In turn, the new mashup then takes its place within cultural tradition, becoming part of the mythical storehouse that we collectively cull from in the ongoing religious processes of world making. That the Star Wars films have become so firmly embedded in the U.S. mythological fabric is evident in a variety of venues. With the emergence of The Phantom Menace (“Episode I”) in 1999, the conservative Christian publication The World ran a cover story and follow up essays looking slightly askew at the “spirituality” of George Lucas, and the relations of the films to political, cultural, and religious life today. Meanwhile, the Smithsonian Institution’s National Air and Space Museum ran an exhibition, “Star Wars: The Magic of Myth,” confirming the importance of inspiring hero myths as a subject of cultural science. In its displays, the Smithsonian tracked how the Star Wars films have been able to construct origin stories for young aspiring astronauts, space travelers, and the like. Along the way, books by respectable publishers bear titles like: Star Wars and Philosophy, The Dharma of Star Wars, The Tao of Star Wars, Star Wars Jesus: A Spiritual Commentary on the Reality of the Force, and The Gospel According to Star Wars. Cultural, religious, and philosophical works have drawn on the power of the films to make connections with the lives of people in the here and now.
One example makes the point particularly clear. Sal Paolantonio’s book, How Football Explains America, discusses how that sport creates a uniquely United States mythology. Quarterbacks, the ESPN correspondent says, are heroes in the classical sense.
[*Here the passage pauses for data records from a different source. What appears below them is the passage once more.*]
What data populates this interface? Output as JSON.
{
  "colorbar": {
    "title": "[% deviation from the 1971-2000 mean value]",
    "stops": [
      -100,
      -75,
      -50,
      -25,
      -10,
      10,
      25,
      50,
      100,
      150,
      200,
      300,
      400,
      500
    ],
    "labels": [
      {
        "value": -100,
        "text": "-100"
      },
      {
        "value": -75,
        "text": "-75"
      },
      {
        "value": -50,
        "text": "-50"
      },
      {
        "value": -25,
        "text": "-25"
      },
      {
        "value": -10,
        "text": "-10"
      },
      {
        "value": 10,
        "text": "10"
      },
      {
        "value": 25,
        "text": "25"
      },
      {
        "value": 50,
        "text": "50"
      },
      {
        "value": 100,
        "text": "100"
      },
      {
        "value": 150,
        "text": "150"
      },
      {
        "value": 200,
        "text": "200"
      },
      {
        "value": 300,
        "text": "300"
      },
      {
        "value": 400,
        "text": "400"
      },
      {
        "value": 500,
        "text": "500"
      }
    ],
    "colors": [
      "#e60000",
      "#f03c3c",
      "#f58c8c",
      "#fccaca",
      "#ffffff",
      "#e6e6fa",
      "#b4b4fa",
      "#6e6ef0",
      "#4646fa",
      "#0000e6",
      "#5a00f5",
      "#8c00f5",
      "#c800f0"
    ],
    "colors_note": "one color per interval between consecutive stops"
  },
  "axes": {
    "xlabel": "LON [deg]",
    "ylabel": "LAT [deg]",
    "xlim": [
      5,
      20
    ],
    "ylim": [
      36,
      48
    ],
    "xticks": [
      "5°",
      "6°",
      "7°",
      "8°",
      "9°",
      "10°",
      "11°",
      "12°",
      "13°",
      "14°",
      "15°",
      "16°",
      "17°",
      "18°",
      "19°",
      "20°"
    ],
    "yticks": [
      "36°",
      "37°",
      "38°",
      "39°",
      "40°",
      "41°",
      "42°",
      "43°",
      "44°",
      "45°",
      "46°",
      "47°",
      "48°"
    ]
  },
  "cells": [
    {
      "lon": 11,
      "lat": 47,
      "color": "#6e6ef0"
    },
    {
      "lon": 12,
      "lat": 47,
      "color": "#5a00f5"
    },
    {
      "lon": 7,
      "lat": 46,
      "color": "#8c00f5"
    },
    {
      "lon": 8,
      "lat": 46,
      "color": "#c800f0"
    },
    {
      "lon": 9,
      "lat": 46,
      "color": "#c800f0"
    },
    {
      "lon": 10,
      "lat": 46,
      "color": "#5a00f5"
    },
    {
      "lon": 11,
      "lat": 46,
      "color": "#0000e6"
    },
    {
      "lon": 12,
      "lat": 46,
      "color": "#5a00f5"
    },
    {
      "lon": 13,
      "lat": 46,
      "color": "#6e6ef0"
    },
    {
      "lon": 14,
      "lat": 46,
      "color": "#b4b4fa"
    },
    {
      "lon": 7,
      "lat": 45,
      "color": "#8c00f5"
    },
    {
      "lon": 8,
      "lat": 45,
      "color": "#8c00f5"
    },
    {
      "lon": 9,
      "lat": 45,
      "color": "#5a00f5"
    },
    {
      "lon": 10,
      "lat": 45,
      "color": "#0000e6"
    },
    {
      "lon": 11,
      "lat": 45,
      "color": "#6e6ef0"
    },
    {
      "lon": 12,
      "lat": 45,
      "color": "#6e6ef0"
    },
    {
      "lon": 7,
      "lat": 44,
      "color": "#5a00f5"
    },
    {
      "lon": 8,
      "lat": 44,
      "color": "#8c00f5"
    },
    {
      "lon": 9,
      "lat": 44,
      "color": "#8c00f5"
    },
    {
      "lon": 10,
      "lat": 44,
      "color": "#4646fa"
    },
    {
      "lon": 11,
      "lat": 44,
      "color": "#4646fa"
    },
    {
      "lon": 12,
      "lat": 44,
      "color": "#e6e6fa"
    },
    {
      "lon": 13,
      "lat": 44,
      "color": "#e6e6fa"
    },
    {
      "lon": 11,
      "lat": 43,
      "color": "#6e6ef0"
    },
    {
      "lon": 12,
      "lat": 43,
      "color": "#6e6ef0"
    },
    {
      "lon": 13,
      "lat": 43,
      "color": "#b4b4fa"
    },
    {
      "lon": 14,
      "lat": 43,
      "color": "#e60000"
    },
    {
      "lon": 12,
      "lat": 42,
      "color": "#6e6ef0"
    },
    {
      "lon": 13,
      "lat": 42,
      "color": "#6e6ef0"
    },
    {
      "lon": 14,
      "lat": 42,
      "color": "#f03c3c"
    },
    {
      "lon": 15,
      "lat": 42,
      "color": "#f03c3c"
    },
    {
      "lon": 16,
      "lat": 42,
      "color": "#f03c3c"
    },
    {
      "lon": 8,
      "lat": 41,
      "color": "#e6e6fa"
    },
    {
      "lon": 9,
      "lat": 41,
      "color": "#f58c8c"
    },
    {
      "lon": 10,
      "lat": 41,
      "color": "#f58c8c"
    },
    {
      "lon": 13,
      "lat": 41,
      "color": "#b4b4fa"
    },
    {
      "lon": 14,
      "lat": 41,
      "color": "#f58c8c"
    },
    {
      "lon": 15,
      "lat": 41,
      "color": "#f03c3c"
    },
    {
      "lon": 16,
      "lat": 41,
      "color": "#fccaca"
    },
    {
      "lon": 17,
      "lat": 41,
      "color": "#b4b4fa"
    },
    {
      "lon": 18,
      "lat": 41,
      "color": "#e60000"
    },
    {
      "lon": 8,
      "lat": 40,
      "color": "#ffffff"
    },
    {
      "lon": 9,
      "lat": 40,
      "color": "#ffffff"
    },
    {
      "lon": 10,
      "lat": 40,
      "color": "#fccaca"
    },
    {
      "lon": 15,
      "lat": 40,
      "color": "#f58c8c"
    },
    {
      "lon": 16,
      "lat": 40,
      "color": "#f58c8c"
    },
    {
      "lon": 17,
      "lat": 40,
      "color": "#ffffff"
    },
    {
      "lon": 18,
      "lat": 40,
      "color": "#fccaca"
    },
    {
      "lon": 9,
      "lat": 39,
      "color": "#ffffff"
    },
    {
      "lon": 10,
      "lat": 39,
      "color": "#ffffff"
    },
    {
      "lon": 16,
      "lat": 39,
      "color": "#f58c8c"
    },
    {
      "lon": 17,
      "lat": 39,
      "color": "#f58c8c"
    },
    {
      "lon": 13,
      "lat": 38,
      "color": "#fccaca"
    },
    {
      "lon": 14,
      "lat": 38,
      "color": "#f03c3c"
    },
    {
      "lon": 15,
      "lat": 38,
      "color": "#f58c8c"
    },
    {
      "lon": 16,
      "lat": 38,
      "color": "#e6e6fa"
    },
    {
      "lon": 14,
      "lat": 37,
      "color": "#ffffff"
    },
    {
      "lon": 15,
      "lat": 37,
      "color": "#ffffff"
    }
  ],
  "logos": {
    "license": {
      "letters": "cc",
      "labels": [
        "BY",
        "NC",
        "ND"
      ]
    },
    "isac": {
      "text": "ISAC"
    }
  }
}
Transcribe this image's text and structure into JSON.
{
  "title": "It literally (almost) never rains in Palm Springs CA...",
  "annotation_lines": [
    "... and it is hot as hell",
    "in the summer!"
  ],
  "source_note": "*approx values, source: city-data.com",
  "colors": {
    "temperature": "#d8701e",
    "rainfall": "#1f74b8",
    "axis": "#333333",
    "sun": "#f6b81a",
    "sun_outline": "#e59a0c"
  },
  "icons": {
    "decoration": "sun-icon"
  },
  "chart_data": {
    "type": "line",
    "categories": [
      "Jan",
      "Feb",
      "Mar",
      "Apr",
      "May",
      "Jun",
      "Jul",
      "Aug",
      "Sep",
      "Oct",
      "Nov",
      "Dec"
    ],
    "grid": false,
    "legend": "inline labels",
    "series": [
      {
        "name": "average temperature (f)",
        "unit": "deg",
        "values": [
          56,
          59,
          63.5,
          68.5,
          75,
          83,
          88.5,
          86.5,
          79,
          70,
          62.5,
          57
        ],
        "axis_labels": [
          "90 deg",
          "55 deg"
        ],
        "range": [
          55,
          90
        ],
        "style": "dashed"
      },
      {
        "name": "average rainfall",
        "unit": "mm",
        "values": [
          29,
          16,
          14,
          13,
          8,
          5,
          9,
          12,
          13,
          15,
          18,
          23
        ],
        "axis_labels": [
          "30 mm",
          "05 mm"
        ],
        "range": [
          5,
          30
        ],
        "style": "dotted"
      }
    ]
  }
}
But rather than using, say, Perseus or Heracles as points of comparison, he says quarterbacks are heroes because they are like Luke Skywalker. Thirty years ago some critics and scholars were at pains to show how Luke Skywalker embodied the hero myth. Now, Luke Skywalker simply becomes a hero. Popular culture has become mythic certitude. The aura has become incorporated.
To this day, I can talk with people roughly my age and we can recount where we were (and thus, say something about who we were) on the summer of Star Wars, thirty-five years ago now. A twinkle emerges in our eyes as we talk about “our firsts” with regard the film, a remembrance of things past: the fresh sounds of swooshing light sabers, the bright colored laser beams, James Earl Jones’ voice as Darth Vader, Leia’s hair buns, a young Harrison Ford’s cheeky rejoinders. It is a civil mythology for a civil religious culture.